SYNOVIAL FLUID ‐ ITS MASS, MACROMOLECULAR CONTENT AND PRESSURE IN MAJOR LIMB JOINTS OF THE RABBIT

Synovial fluid from rabbit elbow, shoulder, hip and knee was analysed to establish the normal levels of parameters relevant to fluid exchange ‐ viz. fluid mass per joint, hydraulic pressure, temperature, colloid osmotic pressure (COP), protein, albumin and glycosaminoglycan (GAG) concentrations. Fluid mass was greatest in the least congruous joint, the shoulder (43 ± 4 mg), cf. 6 ± 2 mg in the highly congruous hip. In the knee (24 ± 4 mg) the mean thickness of the fluid layer was calculated to be 30 µm.

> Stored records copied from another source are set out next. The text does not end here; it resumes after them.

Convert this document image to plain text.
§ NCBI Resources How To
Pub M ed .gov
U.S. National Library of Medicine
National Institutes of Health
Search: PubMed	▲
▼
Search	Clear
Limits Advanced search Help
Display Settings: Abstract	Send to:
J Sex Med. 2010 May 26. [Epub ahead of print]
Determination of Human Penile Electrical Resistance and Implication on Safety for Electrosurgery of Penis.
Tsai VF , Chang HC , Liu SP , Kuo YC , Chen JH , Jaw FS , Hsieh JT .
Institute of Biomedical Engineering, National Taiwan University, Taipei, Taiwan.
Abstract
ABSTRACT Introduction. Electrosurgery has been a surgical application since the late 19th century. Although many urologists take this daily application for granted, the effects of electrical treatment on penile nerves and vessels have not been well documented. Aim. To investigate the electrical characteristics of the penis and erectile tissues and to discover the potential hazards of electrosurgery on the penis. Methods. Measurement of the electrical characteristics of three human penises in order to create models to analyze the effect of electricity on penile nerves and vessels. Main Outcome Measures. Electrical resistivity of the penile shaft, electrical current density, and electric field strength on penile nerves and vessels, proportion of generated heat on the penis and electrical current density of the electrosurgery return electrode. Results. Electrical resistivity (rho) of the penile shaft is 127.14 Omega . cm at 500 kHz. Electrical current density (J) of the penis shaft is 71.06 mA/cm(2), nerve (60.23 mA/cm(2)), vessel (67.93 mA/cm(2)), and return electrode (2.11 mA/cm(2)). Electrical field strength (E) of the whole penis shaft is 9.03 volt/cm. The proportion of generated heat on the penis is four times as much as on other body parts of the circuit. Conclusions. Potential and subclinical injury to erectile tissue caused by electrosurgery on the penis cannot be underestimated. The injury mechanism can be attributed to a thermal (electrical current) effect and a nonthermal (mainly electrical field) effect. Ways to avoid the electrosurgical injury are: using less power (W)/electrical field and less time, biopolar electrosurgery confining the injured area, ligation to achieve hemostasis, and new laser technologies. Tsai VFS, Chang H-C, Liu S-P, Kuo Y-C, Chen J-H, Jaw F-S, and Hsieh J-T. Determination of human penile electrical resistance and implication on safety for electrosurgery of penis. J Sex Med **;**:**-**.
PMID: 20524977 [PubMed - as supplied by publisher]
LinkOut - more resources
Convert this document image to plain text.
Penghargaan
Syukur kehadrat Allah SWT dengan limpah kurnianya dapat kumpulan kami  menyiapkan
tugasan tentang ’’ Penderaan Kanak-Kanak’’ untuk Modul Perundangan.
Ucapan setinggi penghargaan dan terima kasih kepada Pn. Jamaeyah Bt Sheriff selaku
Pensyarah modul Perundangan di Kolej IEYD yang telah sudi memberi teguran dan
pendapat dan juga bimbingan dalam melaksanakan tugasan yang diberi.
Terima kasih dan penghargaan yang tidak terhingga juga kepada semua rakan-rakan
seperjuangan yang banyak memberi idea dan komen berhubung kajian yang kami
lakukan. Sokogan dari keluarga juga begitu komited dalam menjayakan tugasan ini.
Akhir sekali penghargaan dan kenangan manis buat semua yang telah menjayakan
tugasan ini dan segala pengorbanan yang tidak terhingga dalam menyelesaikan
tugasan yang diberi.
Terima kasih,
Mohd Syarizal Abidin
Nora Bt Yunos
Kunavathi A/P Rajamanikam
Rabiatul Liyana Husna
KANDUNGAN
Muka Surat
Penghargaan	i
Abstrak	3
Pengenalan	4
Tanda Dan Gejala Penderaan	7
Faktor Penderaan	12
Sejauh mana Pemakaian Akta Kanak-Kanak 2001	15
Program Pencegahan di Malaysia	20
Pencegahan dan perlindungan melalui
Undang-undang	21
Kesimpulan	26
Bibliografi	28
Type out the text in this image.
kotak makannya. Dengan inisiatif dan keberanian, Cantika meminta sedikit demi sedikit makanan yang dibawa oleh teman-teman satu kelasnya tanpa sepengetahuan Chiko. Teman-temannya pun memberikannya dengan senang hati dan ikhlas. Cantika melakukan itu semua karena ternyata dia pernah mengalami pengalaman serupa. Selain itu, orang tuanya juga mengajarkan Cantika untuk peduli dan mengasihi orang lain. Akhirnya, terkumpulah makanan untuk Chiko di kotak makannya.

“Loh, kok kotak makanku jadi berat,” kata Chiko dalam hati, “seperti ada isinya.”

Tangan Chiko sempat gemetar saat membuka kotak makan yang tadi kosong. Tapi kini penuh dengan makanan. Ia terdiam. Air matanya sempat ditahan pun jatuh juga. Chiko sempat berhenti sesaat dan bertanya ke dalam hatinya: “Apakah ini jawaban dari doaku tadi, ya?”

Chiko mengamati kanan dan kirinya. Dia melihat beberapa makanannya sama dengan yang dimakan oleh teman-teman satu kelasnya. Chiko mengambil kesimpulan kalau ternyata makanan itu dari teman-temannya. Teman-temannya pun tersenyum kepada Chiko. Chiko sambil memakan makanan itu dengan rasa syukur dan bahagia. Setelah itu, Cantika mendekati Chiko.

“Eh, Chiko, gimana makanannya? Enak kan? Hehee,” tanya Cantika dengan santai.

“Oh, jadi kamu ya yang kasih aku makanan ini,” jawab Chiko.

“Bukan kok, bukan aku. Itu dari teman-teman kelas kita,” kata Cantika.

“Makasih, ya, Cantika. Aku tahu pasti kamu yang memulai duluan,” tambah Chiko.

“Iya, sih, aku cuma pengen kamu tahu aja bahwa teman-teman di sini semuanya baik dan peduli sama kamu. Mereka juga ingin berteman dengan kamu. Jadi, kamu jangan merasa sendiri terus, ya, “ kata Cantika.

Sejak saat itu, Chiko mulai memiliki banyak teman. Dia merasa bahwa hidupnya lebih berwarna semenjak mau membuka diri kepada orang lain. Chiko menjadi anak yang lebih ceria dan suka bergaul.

Fluid pressure was subatmospheric in all joints (mean ‐2·8 ± 0·4 cmH 2 O, elbow, to ‐5·7 ± 0·3 cmH 2 0, knee), as in many other interstitial spaces. Colloid osmotic pressure was substantial (mean 11·4 ± 0·9 cmH 2 O, shoulder, to 13·1 ± 1·0 cmH2 O , elbow), being 40‐46% of serum level. Comparison of synovial fluid results with COP versus concentration curves in vitro indicated that the fluid's COP was primarily generated by its protein content (22‐30 g l −1 , 64% albumin) rather than GAG (4·0‐5·8 g l −1 ). The GAG was 95% hyaluronate and 5% sulphated GAG. Algebraic summation of the hydraulic and colloid osmotic pressures of synovial fluid and serum indicated a net filtration gradient from blood to joint cavity. When serum COP was reduced by intravenous saline infusion, synovial fluid mass increased, in accordance with the ultrafiltration hypothesis of synovial fluid formation. The fluid's colloid concentration declined as volume increased. The relation was not a simple dilution curve, but indicated that the newly formed synovial fluid contained ≥ 8 g protein 1 −1 (14·5% serum concentration); and that hyaluronate was entering the synovial cavity at a rate of ≥ 6·5 µg h −1 per joint.